It’s Christmas time. I love the traditions: Christmas trees, maulings at Walmart, Hannukah celebrated two weeks early and the annual rant about a stupid Christmas song:
Regardless of what you celebrate, December in the US means hearing holiday music just about everywhere you go. And if you spend your time in gentrified shopping districts or “hip” martini bars (that’s where kids hang these days, right?) you’re bound to hear a shitload of renditions of “Baby It’s Cold Outside.”
I doubt the sexual assault message of this ever-present holiday jam (about a man trying to get a woman to spend the night at his place against her will, and then maybe drugging her to ensure it happens?) has been lost on anyone reading this. Dubbed the “Christmas Date Rape Song” by Urban Dictionary, “Baby It’s Cold Outside”‘s sex-predator-y lyrics are no secret. In fact, Frank Loesser’s original 1936 version labeled the two singing parts “wolf” and “mouse”—not exactly a casting call for a dream date. (For those of you still not convinced—or distracted by the song’s musical charms—review the lyrics here. Especially the “what’s in this drink?” section.)

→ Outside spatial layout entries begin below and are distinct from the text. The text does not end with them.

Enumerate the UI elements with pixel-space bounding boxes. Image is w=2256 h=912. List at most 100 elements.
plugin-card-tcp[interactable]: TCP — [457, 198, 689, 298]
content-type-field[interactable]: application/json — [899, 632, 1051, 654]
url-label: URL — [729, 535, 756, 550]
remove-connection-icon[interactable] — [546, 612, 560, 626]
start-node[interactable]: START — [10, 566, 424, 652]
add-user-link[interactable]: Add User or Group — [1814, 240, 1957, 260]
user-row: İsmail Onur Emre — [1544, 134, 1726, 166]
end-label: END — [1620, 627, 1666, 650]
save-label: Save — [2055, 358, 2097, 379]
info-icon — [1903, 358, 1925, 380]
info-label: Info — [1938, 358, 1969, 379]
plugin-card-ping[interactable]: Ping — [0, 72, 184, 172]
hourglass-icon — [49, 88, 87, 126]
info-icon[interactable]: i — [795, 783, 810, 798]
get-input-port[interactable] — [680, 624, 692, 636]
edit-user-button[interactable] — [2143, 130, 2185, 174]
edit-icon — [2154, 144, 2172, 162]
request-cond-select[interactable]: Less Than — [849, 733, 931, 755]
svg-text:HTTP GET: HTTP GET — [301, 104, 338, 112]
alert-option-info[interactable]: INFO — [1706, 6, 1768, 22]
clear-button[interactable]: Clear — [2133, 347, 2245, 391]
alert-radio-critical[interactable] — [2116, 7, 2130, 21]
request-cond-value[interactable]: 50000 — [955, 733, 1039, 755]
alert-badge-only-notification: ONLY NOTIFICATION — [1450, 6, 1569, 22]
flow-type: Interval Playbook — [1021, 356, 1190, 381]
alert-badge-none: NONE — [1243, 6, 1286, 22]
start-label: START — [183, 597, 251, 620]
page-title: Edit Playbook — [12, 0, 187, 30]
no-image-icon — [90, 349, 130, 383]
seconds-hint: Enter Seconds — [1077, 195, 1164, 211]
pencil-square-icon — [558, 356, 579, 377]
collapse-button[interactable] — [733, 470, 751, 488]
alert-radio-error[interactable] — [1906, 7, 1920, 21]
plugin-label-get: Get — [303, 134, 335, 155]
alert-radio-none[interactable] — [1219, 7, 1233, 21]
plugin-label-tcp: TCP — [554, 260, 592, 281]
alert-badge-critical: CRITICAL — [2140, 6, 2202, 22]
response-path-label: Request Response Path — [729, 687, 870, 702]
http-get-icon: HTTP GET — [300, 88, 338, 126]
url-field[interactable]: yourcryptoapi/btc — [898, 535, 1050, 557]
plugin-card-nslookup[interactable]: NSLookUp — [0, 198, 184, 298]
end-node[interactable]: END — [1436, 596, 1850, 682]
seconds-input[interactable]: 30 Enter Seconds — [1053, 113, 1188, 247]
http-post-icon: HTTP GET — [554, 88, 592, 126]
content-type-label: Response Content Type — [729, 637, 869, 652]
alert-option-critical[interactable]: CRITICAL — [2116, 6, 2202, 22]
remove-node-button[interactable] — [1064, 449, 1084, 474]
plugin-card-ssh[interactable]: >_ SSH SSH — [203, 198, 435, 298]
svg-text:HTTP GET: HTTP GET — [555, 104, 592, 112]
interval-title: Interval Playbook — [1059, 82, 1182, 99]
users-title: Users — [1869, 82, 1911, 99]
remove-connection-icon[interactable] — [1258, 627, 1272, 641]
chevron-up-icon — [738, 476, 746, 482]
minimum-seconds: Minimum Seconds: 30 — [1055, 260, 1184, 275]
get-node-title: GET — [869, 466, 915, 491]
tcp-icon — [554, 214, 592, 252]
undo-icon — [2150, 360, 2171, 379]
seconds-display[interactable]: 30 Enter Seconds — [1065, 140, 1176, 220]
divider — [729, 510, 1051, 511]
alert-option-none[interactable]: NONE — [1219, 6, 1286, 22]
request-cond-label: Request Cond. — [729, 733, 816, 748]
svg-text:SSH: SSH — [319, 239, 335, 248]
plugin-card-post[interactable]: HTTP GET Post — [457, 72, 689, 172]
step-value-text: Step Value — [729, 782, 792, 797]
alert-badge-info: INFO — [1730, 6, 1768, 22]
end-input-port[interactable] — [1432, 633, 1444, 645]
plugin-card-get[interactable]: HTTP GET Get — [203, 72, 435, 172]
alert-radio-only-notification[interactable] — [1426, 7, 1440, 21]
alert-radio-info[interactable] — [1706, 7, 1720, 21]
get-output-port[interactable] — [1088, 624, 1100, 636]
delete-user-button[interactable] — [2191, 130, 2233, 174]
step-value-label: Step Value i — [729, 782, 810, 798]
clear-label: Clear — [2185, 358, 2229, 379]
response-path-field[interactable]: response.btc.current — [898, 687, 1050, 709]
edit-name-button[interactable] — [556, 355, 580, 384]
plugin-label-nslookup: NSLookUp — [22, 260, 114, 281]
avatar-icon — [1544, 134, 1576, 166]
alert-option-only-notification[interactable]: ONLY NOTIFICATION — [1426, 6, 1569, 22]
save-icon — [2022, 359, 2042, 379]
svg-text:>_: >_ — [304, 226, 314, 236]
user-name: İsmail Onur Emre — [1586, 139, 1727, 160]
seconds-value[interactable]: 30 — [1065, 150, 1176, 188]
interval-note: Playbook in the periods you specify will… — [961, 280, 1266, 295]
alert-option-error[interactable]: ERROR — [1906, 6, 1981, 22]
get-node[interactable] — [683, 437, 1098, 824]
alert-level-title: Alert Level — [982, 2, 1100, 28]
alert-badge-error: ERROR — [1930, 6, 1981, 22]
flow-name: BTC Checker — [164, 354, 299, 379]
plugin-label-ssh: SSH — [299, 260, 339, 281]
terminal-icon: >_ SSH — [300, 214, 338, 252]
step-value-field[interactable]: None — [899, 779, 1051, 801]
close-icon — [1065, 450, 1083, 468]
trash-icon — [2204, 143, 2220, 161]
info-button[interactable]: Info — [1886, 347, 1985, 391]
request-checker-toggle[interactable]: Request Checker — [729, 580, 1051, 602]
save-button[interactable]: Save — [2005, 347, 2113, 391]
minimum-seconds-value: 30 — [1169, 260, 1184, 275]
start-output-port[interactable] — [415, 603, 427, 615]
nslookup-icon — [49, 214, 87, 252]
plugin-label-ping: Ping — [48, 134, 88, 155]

You will rarely see a … wait a minute. They’re citing the urban dictionary as a source? The website that just puts things up regardless of whether it means anything or not? That’s your source? Seriously? For all we know, you put that definition on there. OK. If that’s the way you want to play this.
You will rarely see a more blatant illustration of the neofeminists’ desire to conflate sex and rape than in the “Baby It’s Cold Outside” bull. You can read the lyrics here. Most of you know the basics. It’s a duet. A woman is at a man’s house and is trying to leave. He’s trying to persuade her to stay. And … well that’s it. It’s the seduction dance that has been played out a billion times in real life.
At one point she says, “the answer is no”. But it’s clear, in the context, that “no” does not mean, “no, never, go away, let me out of this house”. It’s more in the “no, not right now” vein. It’s the experience that everyone is familiar with: a woman trying to conform to societal norm that says she can’t be interested; a woman wanting some more romancing before she even thinks about it; a woman who is frankly making up her mind and leaning toward “yes”.
(The newest version of the song reverses the genders so it is the woman persuading the man to stay. This is common, too. The first time I ever had a woman stay the night at my place was literally because she said it was too snowy to drive home.)
Trust me. I know “no”. In college, I majored in being turned down my women. This is not being turned down. This is, “I guess I should be leaving … unless you really want me to stay.” But such subtle human interaction is unacceptable to radicals.
And even if it weren’t, talking someone into staying at your house is not date rape. Trying to talk someone into having sex is not date rape. Giving someone a drink or a cigarette when they ask for one is not date rape. You know what’s date rape? Date rape is date rape. Forcing or coercing someone into sex or having sex with someone who is incapacitated is date rape. In fact, it’s not even date rape, it’s just rape, plain and simple. No date prefix required.
To listen to the radicals, you’d think that if a woman says “no” to a man’s advances, his proper course of action is to jump out of the window, even if it’s his place. But if no sex ever happened when one or the other party initially said “no”, 90% of the sex on the planet would simply not happen. A colorful definition of “seduction” would be turning a “no” into a “yes”. But the difference between that and rape is not a fine line; it’s a yawning chasm. Seduction shows a respect for your partner, a belief that they are entitled to say no and you are supposed to respect it — hence the persuasion. Rapists, however, don’t seduce; they rape. They don’t turn “no” into “yes”; they ignore the “no”. They fundamentally see their victim as something less than human whose wishes are irrelevant to their pleasure. Attempts to seduce can be creepy, jerkish; even harassing. But they are not rape. And in this song, given the tone of voice, this is not even creepy or harassing — it’s just playful banter.
Get a grip, people. There’s enough sexual violence in the world and enough songs that actually call for violent abuse of women to deal with. We don’t need to be reading things into some 1940’s jazz song. Christ, get some perspective.